Academy to Keep Chinese Film in Oscar Competition
Despite attempts by the Chinese government to withdraw its entry “Ju Dou” as a nominee for best foreign-language film Oscar, the Academy of Motion Picture Arts and Sciences said this week that the movie will remain in competition.
The request by the China Film Bureau to withdraw “Ju Dou” was an about-face that most observers were at a loss to explain. Some attributed the move to confusion that remains in the China arts community following a wave of government repression that began with the Tian An Men Square confrontation in 1989.
Given the subject matter--a story of adultery and revenge involving a pair of rebellious lovers in a 1920s dye factory in northern China--some believe the Chinese government did not want the film honored with an Oscar.
Jun Tang, the manager of China Film Import & Export Los Angeles Inc., a subsidiary of Chinese government-run China Film Import & Export Beijing, said he has been waiting to get an explanation for two weeks. “I was very pleased that it had been nominated,” he said. But when he heard of the withdrawal, “The first I thought is (that) it wasn’t a very bright idea.”
Tang said the official reason for the withdrawal is that the film had not played commercially within China. Academy rules stipulate that a film must have played a commercial run in the country of its origin.
But Tang said he could not confirm whether the film had played in China.
There was similar confusion at the film academy, according to Fay Kanin, who chairs the foreign-language film committee.
“We have stood by our nomination because the picture was submitted as eligible to us by the Chinese,” Kanin said. “It was only after we had already viewed the film, (that) they came back to us and said it was ineligible.” She said and the academy could find no evidence one way or the other to support the Chinese claim.
Kanin, as well as those involved with U.S. distributor Miramax Films, declined to speculate on why the Chinese government had a change of heart.
But a Chinese film specialist and researcher at the Honolulu-based East-West Center Institute of Culture and Communications, suggested, the “real reason is simply that the Chinese government didn’t like ‘Ju Dou’ ”
In an interview with The Times, Paul Clark said, “The film’s tone is very somber.
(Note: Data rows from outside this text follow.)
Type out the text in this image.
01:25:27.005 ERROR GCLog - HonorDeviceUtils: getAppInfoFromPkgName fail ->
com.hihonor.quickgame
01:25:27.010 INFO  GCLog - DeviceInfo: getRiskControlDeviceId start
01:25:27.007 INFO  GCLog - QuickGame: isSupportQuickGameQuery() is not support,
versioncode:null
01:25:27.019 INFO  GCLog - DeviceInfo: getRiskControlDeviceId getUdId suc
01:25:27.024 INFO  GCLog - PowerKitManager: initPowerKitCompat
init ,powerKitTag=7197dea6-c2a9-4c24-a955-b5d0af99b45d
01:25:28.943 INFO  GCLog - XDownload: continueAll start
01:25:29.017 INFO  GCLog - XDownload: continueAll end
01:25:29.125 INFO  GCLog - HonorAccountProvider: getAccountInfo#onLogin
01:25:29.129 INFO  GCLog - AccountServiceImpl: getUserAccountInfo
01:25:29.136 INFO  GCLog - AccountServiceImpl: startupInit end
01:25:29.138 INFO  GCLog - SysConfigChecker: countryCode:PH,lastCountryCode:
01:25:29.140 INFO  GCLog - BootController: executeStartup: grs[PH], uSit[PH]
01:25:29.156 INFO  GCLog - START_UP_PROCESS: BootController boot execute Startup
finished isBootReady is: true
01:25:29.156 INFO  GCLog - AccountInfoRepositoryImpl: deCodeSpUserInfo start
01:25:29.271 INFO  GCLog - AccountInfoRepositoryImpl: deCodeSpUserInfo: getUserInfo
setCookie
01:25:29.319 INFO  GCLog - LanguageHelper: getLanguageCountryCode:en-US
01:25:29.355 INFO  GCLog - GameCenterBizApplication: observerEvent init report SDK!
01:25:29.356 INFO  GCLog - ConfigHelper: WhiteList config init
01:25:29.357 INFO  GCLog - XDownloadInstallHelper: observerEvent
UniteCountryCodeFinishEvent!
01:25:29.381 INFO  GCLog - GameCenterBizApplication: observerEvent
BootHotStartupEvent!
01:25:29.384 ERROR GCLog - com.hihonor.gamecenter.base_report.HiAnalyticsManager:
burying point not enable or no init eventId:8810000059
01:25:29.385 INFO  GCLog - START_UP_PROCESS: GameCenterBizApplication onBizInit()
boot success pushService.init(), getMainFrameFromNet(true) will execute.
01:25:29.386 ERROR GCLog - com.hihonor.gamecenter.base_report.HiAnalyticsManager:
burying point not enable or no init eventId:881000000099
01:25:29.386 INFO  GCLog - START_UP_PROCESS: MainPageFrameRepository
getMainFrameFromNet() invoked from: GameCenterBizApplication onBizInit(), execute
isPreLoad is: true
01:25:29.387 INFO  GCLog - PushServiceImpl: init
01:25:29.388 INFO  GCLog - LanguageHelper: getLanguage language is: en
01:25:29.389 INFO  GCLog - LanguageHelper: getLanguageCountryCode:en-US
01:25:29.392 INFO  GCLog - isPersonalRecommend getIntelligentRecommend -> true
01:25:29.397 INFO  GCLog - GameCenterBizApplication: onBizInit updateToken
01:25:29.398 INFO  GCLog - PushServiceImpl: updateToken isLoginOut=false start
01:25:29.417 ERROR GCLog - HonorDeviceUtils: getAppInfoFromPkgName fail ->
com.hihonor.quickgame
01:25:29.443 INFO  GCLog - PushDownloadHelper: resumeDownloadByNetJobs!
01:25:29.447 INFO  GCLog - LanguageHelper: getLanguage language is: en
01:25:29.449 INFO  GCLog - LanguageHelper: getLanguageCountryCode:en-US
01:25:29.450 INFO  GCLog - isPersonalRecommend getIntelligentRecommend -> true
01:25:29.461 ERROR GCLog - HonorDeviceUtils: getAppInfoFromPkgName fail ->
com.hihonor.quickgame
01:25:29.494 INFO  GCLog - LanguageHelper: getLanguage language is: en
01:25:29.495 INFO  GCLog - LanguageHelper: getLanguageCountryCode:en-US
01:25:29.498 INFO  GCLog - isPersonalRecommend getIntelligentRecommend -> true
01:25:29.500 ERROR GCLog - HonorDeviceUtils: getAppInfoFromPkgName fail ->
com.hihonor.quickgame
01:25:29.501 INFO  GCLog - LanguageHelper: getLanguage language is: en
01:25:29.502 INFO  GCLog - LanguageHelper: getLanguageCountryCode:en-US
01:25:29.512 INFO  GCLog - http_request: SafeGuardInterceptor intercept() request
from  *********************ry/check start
They wanted something more upbeat and they objected to the eroticism.” Ever since the cultural crackdown, Clark said, there has been a division of opinion, “and this is a reflection of that.”
Clark, who has met “Ju Dou” director Zhang Yimou (“Red Sorghum,” “Yellow Earth”), called the Chinese government’s position “a love-hate relationship,” based on his understanding of the situation from Yimou. “Only last year the government sponsored it in competition at the Cannes Film Festival,” he said.
“Ju Dou” is a co-production of the Chinese and the Tokyo-based Tokuma Group, which put up financing for the $2-million feature.
The film is scheduled to open Wednesday in Los Angeles at the Goldwyn Pavilion Theatres in the Westside Pavilion.
“Ju Dou” is in Oscar competition with “Cyrano de Bergerac” (France), “Journey of Hope” (Switzerland), “The Nasty Girl” (Germany) and “Open Doors” (Italy).